6.3 Zero-shot Evaluation on 24 datasets

We further conduct zero-shot evaluation on all 24 datasets following the same configuration in CLIP. The complete result is shown in Tab. 13. Our MS-CLIP-S consistently outperforms CLIP in different pre-training datasets and backbone models. When pre-trained on LAION-20M, our MS-CLIP-S outperforms CLIP on 18 out of 24 datasets with an average gain of 2.2%. When pre-trained on YFCC-22M with ViT-B/16 as backbone, the average gain is 2.4% with outperforming on 19 out of 24 datasets. However, when pre-trained on YFCC-22M with ViT-B/32 as backbone, the overall improvement is not that significant. We hypothesize that because of a weaker baseline, the performances in many datasets are very low and the numerical fluctuation influence a lot.

6.4 More Ablations

6.4.1 Ablation on Sharing Attention and FFN individually

Table 14: Experimental results of sharing Attn. and FFN individually in Transformer layer. LN1 denotes the LN before Attn. LN2 denotes the LN before FFN.

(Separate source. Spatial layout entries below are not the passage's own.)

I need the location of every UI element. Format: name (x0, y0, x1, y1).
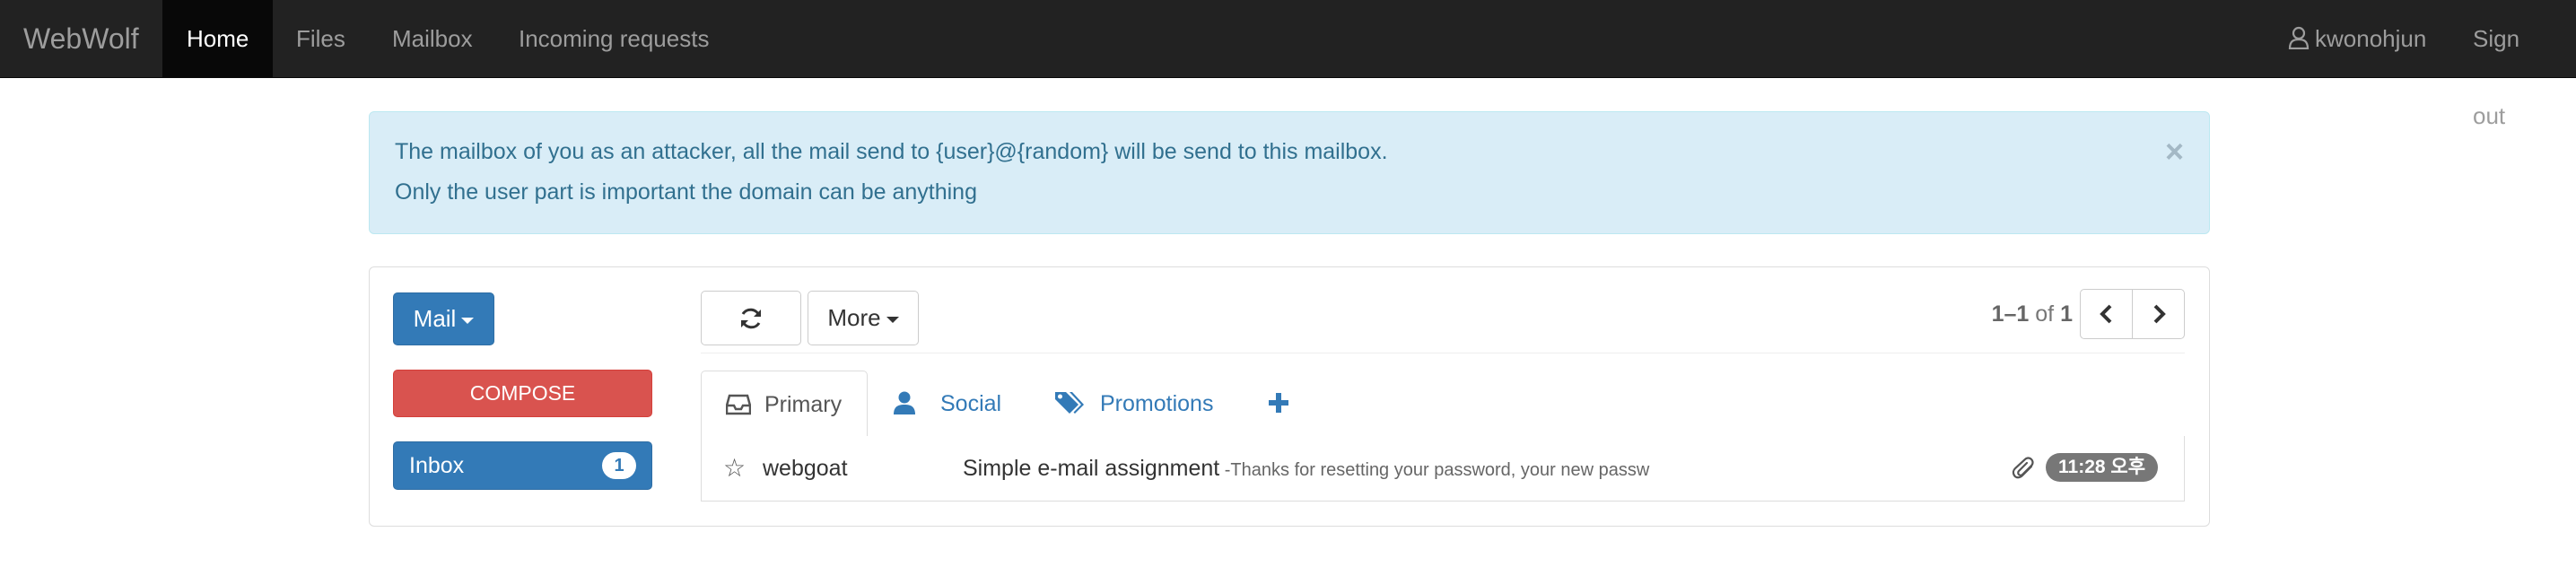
nav-files[interactable]: Files (272, 0, 370, 77)
mail-subject: Simple e-mail assignment (963, 456, 1220, 481)
refresh-icon (741, 308, 761, 329)
tab-promotions-label: Promotions (1100, 391, 1214, 416)
tab-add[interactable] (1268, 371, 1295, 437)
pagination-total: 1 (2060, 301, 2073, 327)
tab-primary[interactable]: Primary (701, 371, 868, 437)
mail-sender: webgoat (763, 456, 848, 481)
top-navbar: WebWolf Home Files Mailbox Incoming requ… (0, 0, 2576, 129)
nav-sign-out[interactable]: Sign out (2449, 0, 2576, 129)
table-row[interactable]: ☆ webgoat Simple e-mail assignment -Than… (701, 436, 2185, 502)
star-icon[interactable]: ☆ (723, 453, 746, 483)
pagination-of: of (2035, 301, 2055, 327)
caret-down-icon (886, 316, 899, 323)
tags-icon (1055, 392, 1084, 414)
inbox-icon (726, 394, 751, 415)
nav-incoming-requests[interactable]: Incoming requests (494, 0, 733, 77)
user-icon (894, 391, 915, 414)
brand-logo[interactable]: WebWolf (0, 0, 162, 77)
mail-snippet: -Thanks for resetting your password, you… (1219, 460, 1650, 480)
user-icon (2288, 26, 2310, 49)
alert-text-line1: The mailbox of you as an attacker, all t… (395, 139, 1388, 164)
compose-button[interactable]: COMPOSE (393, 370, 652, 417)
mail-button-label: Mail (413, 305, 457, 332)
tab-primary-label: Primary (764, 392, 843, 417)
caret-down-icon (461, 317, 475, 324)
inbox-count-badge: 1 (602, 452, 636, 479)
mail-subject-line: Simple e-mail assignment -Thanks for res… (963, 456, 1649, 482)
nav-home[interactable]: Home (162, 0, 274, 77)
inbox-label: Inbox (409, 453, 465, 478)
chevron-right-icon (2153, 304, 2166, 324)
tab-social-label: Social (940, 391, 1002, 416)
previous-page-button[interactable] (2080, 289, 2133, 339)
nav-mailbox[interactable]: Mailbox (368, 0, 497, 77)
next-page-button[interactable] (2132, 289, 2185, 339)
tab-promotions[interactable]: Promotions (1054, 371, 1234, 437)
nav-user-menu[interactable]: kwonohjun (2288, 0, 2426, 77)
mail-dropdown-button[interactable]: Mail (393, 292, 494, 345)
pagination-info: 1–1 of 1 (1974, 296, 2073, 332)
plus-icon (1269, 393, 1288, 413)
more-button-label: More (827, 304, 881, 331)
info-alert: The mailbox of you as an attacker, all t… (369, 111, 2210, 234)
nav-username: kwonohjun (2315, 25, 2427, 52)
paperclip-icon (2012, 457, 2034, 479)
chevron-left-icon (2100, 304, 2112, 324)
sidebar-item-inbox[interactable]: Inbox 1 (393, 441, 652, 490)
alert-close-button[interactable]: × (2165, 135, 2184, 168)
tab-social[interactable]: Social (893, 371, 1018, 437)
refresh-button[interactable] (701, 291, 801, 345)
pagination-range: 1–1 (1991, 301, 2030, 327)
mail-time-badge: 11:28 오후 (2046, 453, 2159, 482)
more-dropdown-button[interactable]: More (808, 291, 919, 345)
alert-text-line2: Only the user part is important the doma… (395, 179, 977, 205)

Text	# Params	Shared	Non-Shared	IN Zero-shot
Width	# Params	Module	Module	Acc(%)
768	126M	Attn, FFN	LN1, LN2	32.99
768	154M	FFN	Attn, LN1, LN2	30.40
768	182M	Attn	FFN, LN1, LN2	26.12

We further conduct experiments where either FFN or Attn is shared while others are modality-specific. As in Tab. 14, we found that still sharing both gives better result than individual sharing. We infer that it’s probably because the attention modules’ output is input into FFN modules, which makes them strongly coupled.

Table 15: Ablation on whether using DWConv in adapters.

Model	# Params	IN Zero-shot Acc(%)
MS-CLIP-S	132M	36.66
$\cdots$ w/o DWConv	131M	33.94

6.4.2 Ablation on Depth-Wise Conv in adapters

The Depth-Wise Conv (DWConv) can gather spatial context features with 2D kernels and resize image feature map, while FFN/BottleneckFFN is applied point-wise without context. To verify the importance of spatial context, we replace DWConv with average pooling + FFN (average pooling’s kernel size, stride, padding are same as DWConv) which performs worse than DWConv by 2.7% in IN ZS accuracy, as shown in Tab. 15.